Antidepressants: Why They May Be Working not as We Thought They Do?
Neurobiology and brain chemistry may well be the most complicated fields in modern human anatomy studies. Depression is one of the most common mental disorders in the US and around the world and is one of the leading causes of disability.
It costs the economy of the US 23 billion dollars in lost productivity every year. Fortunately, this condition is treatable, with antidepressants being prescribed in significant amounts in the recent years. But so they really work as we think they do?
According to Centers for Disease Control and Prevention, ‘during 2011–2014, 12.7% of persons aged 12 and over, 8.6% of males, and 16.5% of females took antidepressant medication in the past month’. Now these numbers are likely to be even higher. However, it takes a few weeks for a body to adapt to antidepressants, with a person almost always feeling worse than before, and after some time medication just stops working. Canadian psychologist and researcher Paul Andrews of McMaster University has offered us a new vision of what exactly underlying biochemical causes of depression may be and why antidepressants we have today may not be the best medicine to treat it.
What does this new vision imply?
What we know now is that depression is closely tied to serotonin, the hormone many know under the common name of ‘happiness hormone’. Released into our system when we experience something good and exciting, in healthy people it boosts the mood and gives feeling of joy. The primary theory that has been considered valid and is widely used up until now states that depression is believed to be caused by low levels of serotonin.

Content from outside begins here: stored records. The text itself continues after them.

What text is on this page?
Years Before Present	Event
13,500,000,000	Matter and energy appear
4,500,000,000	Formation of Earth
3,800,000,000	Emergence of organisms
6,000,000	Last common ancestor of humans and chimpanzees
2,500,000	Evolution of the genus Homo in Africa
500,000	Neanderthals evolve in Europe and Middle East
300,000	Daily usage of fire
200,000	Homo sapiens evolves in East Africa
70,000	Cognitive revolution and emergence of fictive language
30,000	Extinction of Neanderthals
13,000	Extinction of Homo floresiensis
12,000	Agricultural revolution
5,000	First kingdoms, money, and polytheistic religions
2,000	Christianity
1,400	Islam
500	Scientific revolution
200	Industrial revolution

Andrews, however, has argued quite the opposite. Depression, according to the scientist, is very much likely to be caused by high levels of serotonin, and this fundamental difference would explain why treating depression with medication we now have is not that efficient as it probably could be.

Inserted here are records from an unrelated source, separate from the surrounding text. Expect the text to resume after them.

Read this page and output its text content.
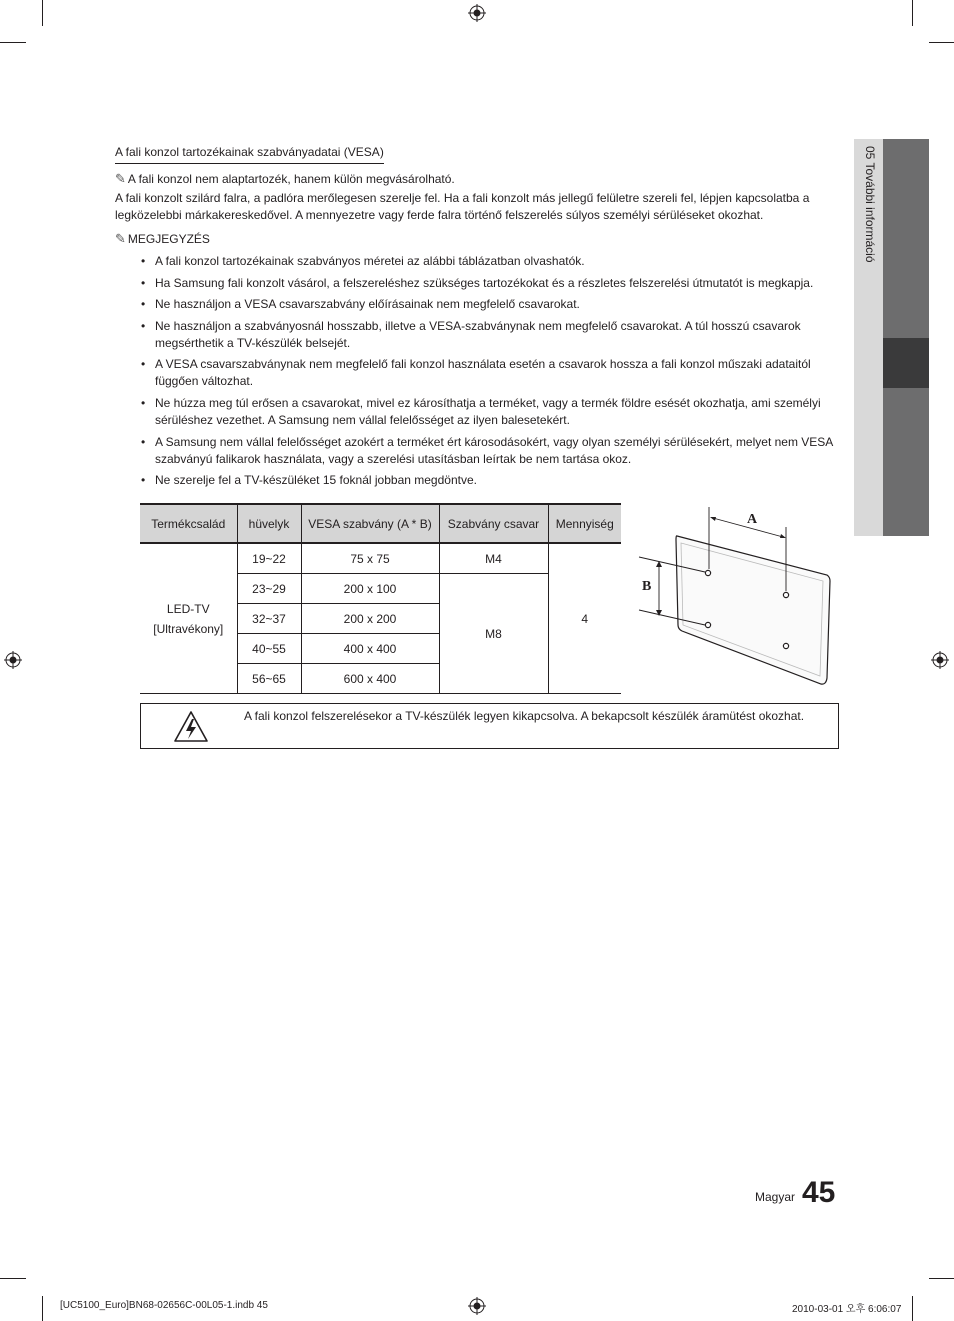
05 További információ
A fali konzol tartozékainak szabványadatai (VESA)
✎ A fali konzol nem alaptartozék, hanem külön megvásárolható.
A fali konzolt szilárd falra, a padlóra merőlegesen szerelje fel. Ha a fali konzolt más jellegű felületre szereli fel, lépjen kapcsolatba a legközelebbi márkakereskedővel. A mennyezetre vagy ferde falra történő felszerelés súlyos személyi sérüléseket okozhat.
✎ MEGJEGYZÉS
• A fali konzol tartozékainak szabványos méretei az alábbi táblázatban olvashatók.
• Ha Samsung fali konzolt vásárol, a felszereléshez szükséges tartozékokat és a részletes felszerelési útmutatót is megkapja.
• Ne használjon a VESA csavarszabvány előírásainak nem megfelelő csavarokat.
• Ne használjon a szabványosnál hosszabb, illetve a VESA-szabványnak nem megfelelő csavarokat. A túl hosszú csavarok megsérthetik a TV-készülék belsejét.
• A VESA csavarszabványnak nem megfelelő fali konzol használata esetén a csavarok hossza a fali konzol műszaki adataitól függően változhat.
• Ne húzza meg túl erősen a csavarokat, mivel ez károsíthatja a terméket, vagy a termék földre esését okozhatja, ami személyi sérüléshez vezethet. A Samsung nem vállal felelősséget az ilyen balesetekért.
• A Samsung nem vállal felelősséget azokért a terméket ért károsodásokért, vagy olyan személyi sérülésekért, melyet nem VESA szabványú falikarok használata, vagy a szerelési utasításban leírtak be nem tartása okoz.
• Ne szerelje fel a TV-készüléket 15 foknál jobban megdöntve.
Termékcsalád	hüvelyk	VESA szabvány (A * B)	Szabvány csavar	Mennyiség
LED-TV
[Ultravékony]	19~22	75 x 75	M4	4
	23~29	200 x 100	M8	
	32~37	200 x 200		
	40~55	400 x 400		
	56~65	600 x 400		
A
B
A fali konzol felszerelésekor a TV-készülék legyen kikapcsolva. A bekapcsolt készülék áramütést okozhat.
Magyar 45
[UC5100_Euro]BN68-02656C-00L05-1.indb 45	2010-03-01 오후 6:06:07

While scientists have not yet been able to find out how exactly serotonin is released and transmitted, Paul Andrews’s theory appeals to the results of research in animals and claims that it is elevated serotonin levels that trigger persistent negative thoughts, bad mood and other processes that signify depressive state. If this is the thing behind depression indeed, antidepressants do less good than they could have, as the most commonly prescribed ones are SSRIs (selective serotonin re-uptake inhibitors) which intensify production of serotonin. For that matter, we might need a whole new approach towards medication for mental health conditions, specifically a vast range of depressive states, as antidepressants we now have and use for treatment may work ‘in reverse’ from what we really need.
Still, one couldn’t but mention that antidepressants we have actually do help in alleviating symptoms of depression. What we could do if Andrews’s theory would have been proven valid is to modify the existing kinds of medicines to make them less hard to take and bear.
It is also extremely important to keep in mind that, no matter what exactly the way depression develops, antidepressants is not the only treatment, it is rather a temporary symptoms reliever. Psychotherapy is absolutely necessary to successfully deal with traumas and life circumstances that have triggered the illness.